The Omicron variant of the coronavirus appears to be spreading faster in the UK than in South Africa, according to two infectious diseases experts.
COVID-19 cases caused by Omicron are doubling every 2.2 days in the UK, compared with every 3 days in South Africa, Trevor Bedford, associate professor in biostatistics, bioinformatics, and epidemiology at the Fred Hutchinson Cancer Research Center, said on Twitter Wednesday.
Omicron, which emerged in southern Africa in November, spread rapidly in South Africa to become the most common cause of new COVID-19 cases in fewer than two weeks.
Bedford said seasonality may be “more favourable” for Omicron’s spread in the UK compared with South Africa, where the climate is warmer.
Professor John Edmunds, of the London School of Hygiene and Tropical Medicine, said in a Webinar hosted by the Royal Society of Medicine Thursday that the spread of Omicron “might even be slightly faster” in the UK than in South Africa. The rate of spread in the UK was “really quite alarming,” he said.
Edmunds estimated that UK Omicron cases would hit 64,000 a day in two weeks’s time if the virus spread at the current rate. This would be in addition to infections caused by the Delta variant.
“Let’s say 1,000 infections today, and in a week’s time, you’ve got 8,000. And in two weeks time, you’ve got 64,000,” Edmunds said. “We may well have really significant numbers of cases of this virus by Christmas.”
Edmunds said it was “extremely likely” there were “much more” cases in the community than reported.
The UK has recorded 817 Omicron cases, according to UK Health Security Agency data published Thursday. The agency said in a statement Wednesday that it expected Omicron to become the most common cause of COVID-19 in the UK within two to three weeks.
The Omicron variant has 32 mutations in the “spike protein” – the part of the virus that attaches to cells and is the target for antibodies produced by infections and vaccines. Scientists can’t yet say conclusively whether the virus is inherently more infectious, how deadly it is, or how well existing vaccines will protect against it.
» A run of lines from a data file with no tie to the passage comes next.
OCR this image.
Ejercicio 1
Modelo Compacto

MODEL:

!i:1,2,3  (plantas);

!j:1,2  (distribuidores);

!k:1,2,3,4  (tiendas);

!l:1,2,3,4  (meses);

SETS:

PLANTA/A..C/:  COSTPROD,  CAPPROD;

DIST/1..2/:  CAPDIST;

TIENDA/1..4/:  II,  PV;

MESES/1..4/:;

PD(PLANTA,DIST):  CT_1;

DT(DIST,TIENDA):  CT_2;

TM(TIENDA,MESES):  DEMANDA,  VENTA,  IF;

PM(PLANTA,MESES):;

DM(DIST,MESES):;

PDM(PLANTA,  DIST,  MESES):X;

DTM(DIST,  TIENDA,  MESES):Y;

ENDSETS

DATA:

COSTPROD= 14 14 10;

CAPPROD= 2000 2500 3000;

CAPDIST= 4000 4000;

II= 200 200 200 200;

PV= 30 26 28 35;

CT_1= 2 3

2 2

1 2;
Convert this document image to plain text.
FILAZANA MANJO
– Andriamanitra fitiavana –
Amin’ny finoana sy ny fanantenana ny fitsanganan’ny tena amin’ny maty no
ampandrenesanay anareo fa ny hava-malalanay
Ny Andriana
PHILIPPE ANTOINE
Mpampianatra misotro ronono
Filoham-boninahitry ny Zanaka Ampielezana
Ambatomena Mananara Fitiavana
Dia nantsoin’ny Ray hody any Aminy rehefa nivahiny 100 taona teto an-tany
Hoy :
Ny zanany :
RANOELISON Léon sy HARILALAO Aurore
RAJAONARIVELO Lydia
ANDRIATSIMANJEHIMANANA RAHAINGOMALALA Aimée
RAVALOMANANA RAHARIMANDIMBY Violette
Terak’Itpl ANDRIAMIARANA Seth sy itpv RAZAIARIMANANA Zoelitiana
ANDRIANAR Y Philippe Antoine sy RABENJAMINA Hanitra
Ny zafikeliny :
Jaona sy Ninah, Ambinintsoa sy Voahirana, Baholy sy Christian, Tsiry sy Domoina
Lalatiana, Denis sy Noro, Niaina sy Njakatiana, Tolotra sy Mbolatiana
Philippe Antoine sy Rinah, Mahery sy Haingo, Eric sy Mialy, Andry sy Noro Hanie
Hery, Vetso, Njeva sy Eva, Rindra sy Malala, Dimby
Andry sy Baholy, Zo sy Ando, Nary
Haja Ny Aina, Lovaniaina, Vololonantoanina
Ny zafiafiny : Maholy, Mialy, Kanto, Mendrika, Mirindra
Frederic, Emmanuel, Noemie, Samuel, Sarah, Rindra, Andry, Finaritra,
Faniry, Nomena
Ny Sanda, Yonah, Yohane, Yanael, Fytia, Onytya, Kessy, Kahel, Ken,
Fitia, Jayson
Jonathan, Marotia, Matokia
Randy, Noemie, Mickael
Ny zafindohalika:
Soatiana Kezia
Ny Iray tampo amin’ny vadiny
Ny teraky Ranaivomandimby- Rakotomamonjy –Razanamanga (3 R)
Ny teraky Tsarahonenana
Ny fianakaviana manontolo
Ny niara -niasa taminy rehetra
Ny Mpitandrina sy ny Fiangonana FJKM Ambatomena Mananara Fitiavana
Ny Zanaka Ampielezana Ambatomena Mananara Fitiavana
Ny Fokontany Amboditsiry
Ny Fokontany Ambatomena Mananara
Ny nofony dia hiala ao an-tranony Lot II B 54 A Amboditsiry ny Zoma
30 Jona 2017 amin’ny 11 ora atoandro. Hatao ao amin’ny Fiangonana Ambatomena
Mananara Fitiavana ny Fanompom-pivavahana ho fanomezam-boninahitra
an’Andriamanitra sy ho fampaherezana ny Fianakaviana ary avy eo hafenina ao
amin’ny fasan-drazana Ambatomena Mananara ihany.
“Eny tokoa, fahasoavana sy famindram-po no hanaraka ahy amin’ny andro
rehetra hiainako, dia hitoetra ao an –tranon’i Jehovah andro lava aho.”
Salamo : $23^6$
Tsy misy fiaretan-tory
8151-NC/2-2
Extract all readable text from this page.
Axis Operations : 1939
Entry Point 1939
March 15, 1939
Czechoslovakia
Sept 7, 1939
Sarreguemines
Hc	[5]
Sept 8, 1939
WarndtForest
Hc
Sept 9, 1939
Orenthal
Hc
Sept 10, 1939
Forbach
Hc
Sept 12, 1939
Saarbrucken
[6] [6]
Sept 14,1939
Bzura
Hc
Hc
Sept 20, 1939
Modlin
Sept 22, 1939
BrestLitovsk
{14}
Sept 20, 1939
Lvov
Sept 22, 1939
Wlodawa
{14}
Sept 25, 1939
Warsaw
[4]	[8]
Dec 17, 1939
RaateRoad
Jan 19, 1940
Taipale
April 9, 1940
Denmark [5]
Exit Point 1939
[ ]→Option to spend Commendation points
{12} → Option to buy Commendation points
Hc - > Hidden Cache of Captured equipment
Experts have predicted that existing COVID-19 vaccines, particularly after an extra booster dose, should protect against severe COVID-19 caused by Omicron.
Early data from South Africa indicated the rapid spread of Omicron was down to its ability to partially evade the immune response from previous infection.
Bedford said initial infections seeded by travelers spread fast but the rate of spread tended to slow as the virus progressed through communities. He said he expected the spread of Omicron in the UK to slow and “become closer to what’s currently observed in South Africa” but cautioned a “significant Omicron wave” was “inevitable.”